- Official poster
- Based on: My Boyfriends' Dogs by Dandi Daley Mackall
- Written by: Jon Maas; Gary Goldstein;
- Directed by: Terry Ingram
- Starring: Erika Christensen; Teryl Rothery; Jeremy Guilbaut; Emily Holmes; Joyce DeWitt; Michael Kopsa;
- Music by: Michael Richard Plowman
- Country of origin: United States
- Original language: English

Production
- Producer: Christian Bruyère
- Editor: Tony Dean Smith
- Running time: 84 minutes
- Production companies: Gross-Weston Productions; Howard Braunstein Films;

Original release
- Network: Hallmark Channel
- Release: October 18, 2014

= My Boyfriends' Dogs =

My Boyfriends' Dogs is a 2014 American made-for-television comedy film directed by Terry Ingram, written by Jon Maas and Gary Goldstein, and based on the Dandi Daley Mackall novel of the same name. The film stars Erika Christensen as Bailey Daley, with Teryl Rothery, Emily Holmes, Jeremy Guilbaut, Joyce DeWitt, and Michael Kopsa. It was broadcast on the Hallmark Channel in the United States on October 18, 2014.

==Plot==
The owners of a small diner are surprised at closing time when a woman (Christensen) in a wedding dress arrives with 3 dogs and begs to come into the restaurant. What follows is her retelling of how she arrived at this junction in her life and how, through the search for the right man, she ended up as a runaway bride with three dogs.

==Summary==
Bailey (Erika Christensen) meets Wade (Jesse Hutch), who has a dog named Adam, a golden retriever. She also meets Cole (Tyron Leitso), who owns Cole's Pet Stop. She meets Jonathan (Oliver Rice) at an art gallery; he has a dog named Eve, a dalmatian.

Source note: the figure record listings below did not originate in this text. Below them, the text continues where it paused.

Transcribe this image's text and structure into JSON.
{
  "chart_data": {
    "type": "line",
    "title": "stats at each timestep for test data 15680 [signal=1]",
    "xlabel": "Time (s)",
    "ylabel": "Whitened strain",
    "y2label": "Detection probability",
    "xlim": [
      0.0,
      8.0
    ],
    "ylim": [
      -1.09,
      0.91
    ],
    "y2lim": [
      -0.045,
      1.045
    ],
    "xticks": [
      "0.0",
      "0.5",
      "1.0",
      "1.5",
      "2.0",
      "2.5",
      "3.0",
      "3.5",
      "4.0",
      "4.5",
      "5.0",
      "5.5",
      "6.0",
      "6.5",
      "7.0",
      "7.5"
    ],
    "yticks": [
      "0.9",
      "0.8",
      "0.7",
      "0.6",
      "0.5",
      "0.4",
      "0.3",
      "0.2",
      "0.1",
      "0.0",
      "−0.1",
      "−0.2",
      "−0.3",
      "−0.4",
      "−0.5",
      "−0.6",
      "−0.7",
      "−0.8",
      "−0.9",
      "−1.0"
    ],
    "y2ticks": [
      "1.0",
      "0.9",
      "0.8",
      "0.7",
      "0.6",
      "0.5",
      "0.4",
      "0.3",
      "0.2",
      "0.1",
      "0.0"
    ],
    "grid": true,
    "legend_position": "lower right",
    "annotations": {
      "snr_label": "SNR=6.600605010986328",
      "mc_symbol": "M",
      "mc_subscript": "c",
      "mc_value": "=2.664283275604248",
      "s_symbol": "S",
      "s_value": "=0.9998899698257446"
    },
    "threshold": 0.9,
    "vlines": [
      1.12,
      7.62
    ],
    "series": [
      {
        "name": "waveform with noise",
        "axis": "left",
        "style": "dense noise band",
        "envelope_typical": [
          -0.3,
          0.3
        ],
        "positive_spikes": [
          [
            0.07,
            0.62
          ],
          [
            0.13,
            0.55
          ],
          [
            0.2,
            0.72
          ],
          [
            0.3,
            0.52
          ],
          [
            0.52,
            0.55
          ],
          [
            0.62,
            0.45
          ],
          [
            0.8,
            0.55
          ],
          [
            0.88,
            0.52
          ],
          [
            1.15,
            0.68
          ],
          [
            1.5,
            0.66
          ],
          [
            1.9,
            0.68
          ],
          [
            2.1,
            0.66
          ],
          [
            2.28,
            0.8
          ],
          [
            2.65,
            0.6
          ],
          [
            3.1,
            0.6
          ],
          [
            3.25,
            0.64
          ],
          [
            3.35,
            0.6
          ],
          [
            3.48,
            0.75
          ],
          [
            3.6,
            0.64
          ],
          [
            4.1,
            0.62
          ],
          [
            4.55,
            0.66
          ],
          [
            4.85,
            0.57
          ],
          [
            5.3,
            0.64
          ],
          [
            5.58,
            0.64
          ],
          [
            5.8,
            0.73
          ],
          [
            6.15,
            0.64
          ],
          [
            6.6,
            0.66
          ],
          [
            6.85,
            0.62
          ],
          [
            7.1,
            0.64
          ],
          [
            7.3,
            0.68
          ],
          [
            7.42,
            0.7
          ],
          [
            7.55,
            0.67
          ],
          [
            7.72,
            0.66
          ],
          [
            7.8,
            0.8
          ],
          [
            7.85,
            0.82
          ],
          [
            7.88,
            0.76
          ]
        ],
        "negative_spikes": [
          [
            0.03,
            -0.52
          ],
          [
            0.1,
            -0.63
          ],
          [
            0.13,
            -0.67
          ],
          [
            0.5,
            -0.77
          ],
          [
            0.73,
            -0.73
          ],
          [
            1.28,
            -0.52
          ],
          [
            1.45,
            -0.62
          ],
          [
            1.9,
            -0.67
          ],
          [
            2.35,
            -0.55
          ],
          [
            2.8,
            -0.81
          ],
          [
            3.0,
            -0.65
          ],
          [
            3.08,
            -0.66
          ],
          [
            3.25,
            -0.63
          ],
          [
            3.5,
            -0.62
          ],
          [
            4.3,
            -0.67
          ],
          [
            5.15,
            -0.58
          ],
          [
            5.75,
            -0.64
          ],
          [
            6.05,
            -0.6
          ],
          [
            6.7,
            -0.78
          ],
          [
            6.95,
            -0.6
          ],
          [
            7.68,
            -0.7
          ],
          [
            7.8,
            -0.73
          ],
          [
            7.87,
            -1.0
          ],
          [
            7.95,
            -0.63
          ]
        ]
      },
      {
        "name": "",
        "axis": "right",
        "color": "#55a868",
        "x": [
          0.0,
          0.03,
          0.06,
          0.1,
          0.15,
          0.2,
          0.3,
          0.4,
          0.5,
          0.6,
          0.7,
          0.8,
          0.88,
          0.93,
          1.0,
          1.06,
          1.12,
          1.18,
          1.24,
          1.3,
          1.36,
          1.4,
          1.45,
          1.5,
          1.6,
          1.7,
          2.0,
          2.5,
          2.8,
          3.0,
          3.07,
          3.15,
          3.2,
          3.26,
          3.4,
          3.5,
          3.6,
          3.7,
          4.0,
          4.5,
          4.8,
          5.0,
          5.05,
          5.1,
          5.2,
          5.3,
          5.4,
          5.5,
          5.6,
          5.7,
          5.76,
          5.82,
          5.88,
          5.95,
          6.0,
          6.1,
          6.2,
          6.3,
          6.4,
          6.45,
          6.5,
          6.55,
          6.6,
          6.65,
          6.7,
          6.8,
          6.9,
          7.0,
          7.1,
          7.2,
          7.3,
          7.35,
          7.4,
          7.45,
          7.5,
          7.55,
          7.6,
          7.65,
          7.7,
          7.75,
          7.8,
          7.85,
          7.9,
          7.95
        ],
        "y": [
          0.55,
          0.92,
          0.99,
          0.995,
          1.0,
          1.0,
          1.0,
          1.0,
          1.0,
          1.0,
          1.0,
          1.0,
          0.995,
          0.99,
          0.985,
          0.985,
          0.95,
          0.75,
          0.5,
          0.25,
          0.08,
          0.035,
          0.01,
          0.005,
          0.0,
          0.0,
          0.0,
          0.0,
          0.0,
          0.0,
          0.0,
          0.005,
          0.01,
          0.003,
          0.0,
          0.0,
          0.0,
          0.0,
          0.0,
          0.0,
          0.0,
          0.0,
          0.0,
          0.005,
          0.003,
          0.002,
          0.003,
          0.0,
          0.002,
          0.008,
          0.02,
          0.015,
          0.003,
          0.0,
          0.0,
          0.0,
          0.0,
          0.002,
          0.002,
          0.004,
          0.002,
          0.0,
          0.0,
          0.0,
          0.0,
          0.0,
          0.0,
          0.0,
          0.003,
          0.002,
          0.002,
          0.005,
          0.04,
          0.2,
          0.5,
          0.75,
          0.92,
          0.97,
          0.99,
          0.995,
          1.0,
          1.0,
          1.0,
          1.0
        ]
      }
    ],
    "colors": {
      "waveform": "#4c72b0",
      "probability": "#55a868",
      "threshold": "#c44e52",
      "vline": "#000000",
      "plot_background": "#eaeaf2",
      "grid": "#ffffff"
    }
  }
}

Bailey and Amber (Emily Holmes) meet Eric (Jeremy Guilbaut) at yoga class. Eric teaches Bailey how to golf. Eric's mother picks a dog called "Shih-Tzu". Bailey named Eric's dog Shirley after her sister. Bailey now has three dogs of her own.

Eric and Bailey get married but Bailey decides to run away with her dogs. She can't find the right guy for her. Nikki tells Bailey her stories: she works at a restaurant waiting for her prince charming walking through the door. Cole is sitting with a book every night.

==Cast==
- Erika Christensen as Bailey Daley
- Teryl Rothery as Dina
- Jeremy Guilbaut as Eric
- Emily Holmes as Amber
- Joyce DeWitt as Nikki
- Michael Kopsa as Louie
- Jesse Hutch as Wade
- Tyron Leitso as Cole
- Oliver Rice as Jonathan
- Jeb Beach as Travis
- Malcolm Stewart as Martin Strang
- Linda Sorenson as Grandma Strang
- P. Lynn Johnson as Eleanor Strang
- Samuel Patrick Chu as Evan
- Louriza Tronco as Tessa

==Reception==
The film received mixed reviews from television critics. David Hinckley of New York Daily News wrote: "You wouldn't think a Hallmark movie that stars a plucky, winsome blond and several lovable dogs could miss. My Boyfriends' Dogs almost does. It's got too much of the right stuff to be a complete mutt, but most Hallmark movies are better written and crafted than this one." Nancy Dunham of The Washington Times gave a mixed review, writing: "Erika Christensen brings a sense of realism to the role, even when some dialogue seems a bit preachy and scenes might stretch credibility a tad far... Like Walt Disney films, My Boyfriends' Dogs isn't going to make a huge impact on art, but it might show the best way to be true to one's heart."